Poker has become the most popular card game on the planet because it involves a test of pure skill – along with a requisite dose of the random element known as “luck.” At the game’s core, poker is a skill-based contest in which players attempt to outwit one another.
Poker is considered to be a “partial-information” game, because while you know your own hole cards and the community cards, you can never know what your opponent holds. This lends the game an immense amount of strategic elements, including mental mathematical calculation, people reading ability, awareness of probability, and the willingness to bluff.
During the last half-century countless books have been written on poker strategy, ranging from studies on the game’s mechanics penned by professors, to personal accounts published by professional players. Over time, the “correct” strategy for poker has continually evolved, as players introduce new plays and techniques, adapt to these introductions, and repeat the process. This means what was once the “standard” or “correct” play at the tables can now be considered outdated, while today’s basic plays will one day be relegated to the same fate.
Nonetheless, a basic strategy exists for all poker variants, one which any player who hopes to win must master. The following primer will cover the core of Texas Hold’em basic strategy, as this is by far the most popular poker game in the world today.
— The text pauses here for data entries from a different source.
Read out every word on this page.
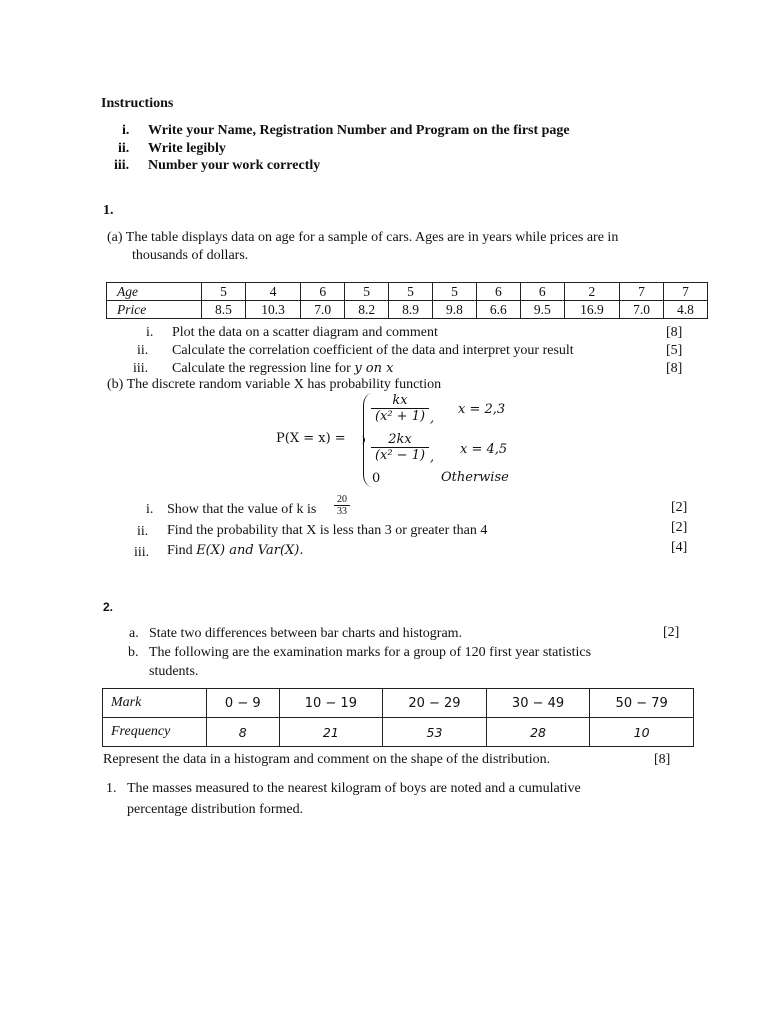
Instructions
i. Write your Name, Registration Number and Program on the first page
ii. Write legibly
iii. Number your work correctly
1.
(a) The table displays data on age for a sample of cars. Ages are in years while prices are in
thousands of dollars.
Age	5	4	6	5	5	5	6	6	2	7	7
Price	8.5	10.3	7.0	8.2	8.9	9.8	6.6	9.5	16.9	7.0	4.8
i. Plot the data on a scatter diagram and comment	[8]
ii. Calculate the correlation coefficient of the data and interpret your result	[5]
iii. Calculate the regression line for y on x	[8]
(b) The discrete random variable X has probability function
P(X = x) =
$\frac{kx}{\text{(x² + 1)}}$ ,
x = 2,3
$\frac{2kx}{\text{(x² − 1)}}$ ,
x = 4,5
0	Otherwise
i. Show that the value of k is $\frac{20}{33}$	[2]
ii. Find the probability that X is less than 3 or greater than 4	[2]
iii. Find E(X) and Var(X).	[4]
2.
a. State two differences between bar charts and histogram.	[2]
b. The following are the examination marks for a group of 120 first year statistics
students.
Mark	0 − 9	10 − 19	20 − 29	30 − 49	50 − 79
Frequency	8	21	53	28	10
Represent the data in a histogram and comment on the shape of the distribution.	[8]
1. The masses measured to the nearest kilogram of boys are noted and a cumulative
percentage distribution formed.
The first aspect of Texas Hold’em strategy to keep in mind is the hand rankings themselves. While the community cards are always in play, the game often comes down to the starting hands, or hole cards.
In total there are 169 possible starting hands, and these can be ranked down the line from strongest to weakest. In general, starting with a pair is a strong hand, as more often than not your opponent will fail to make a pair on the flop with two random cards. The best pair – and best possible starting hand – is pocket aces. This is followed by pocket kings, queens, jacks, and on though the deck.
The appeal of high pocket pairs is simple: with two aces or two kings in the hole, your opponent can flop the top pair on a queen-high board (normally a strong hand in its own right), and still be losing badly. Even better, when your opponent happens to have a lower pocket pair, they’ll usually be willing to commit chips when at a severe disadvantage.
Players like low pocket pairs because when a third card arrives on the board, giving them three of a kind, they hold an extremely strong hand that is also well-disguised.
Another strategic element to keep in mind is the power of position. In poker, position refers to your placement relative to the button. Holding the button means you get to act last, and in a partial information game, seeing your opponents act first provides a definitive advantage. The best players tend to play most of their hands “in position,” rather than “out of position.”
Finally, in order to understand Texas Hold’em strategy, you’ll need to study the odds and probabilities that form the game’s foundation. Knowing that flopping a “set” three of a kind with a pair in the hole) happens approximately one in eight times, or that you’ll have roughly a 20 percent chance to hit your flush draw on the river, is essential to playing the game correctly. Just like blackjack, you can research the basic odds and probabilities associated with Texas Hold’em, and commit them to memory is a great first step on the path to profitable play.
As the old saying states, Texas Hold’em takes a minute to learn, but a lifetime to master. If you’re serious about improving your knowledge of poker strategy, read as much of the literature as you can, study poker forums online, and practice as much as possible.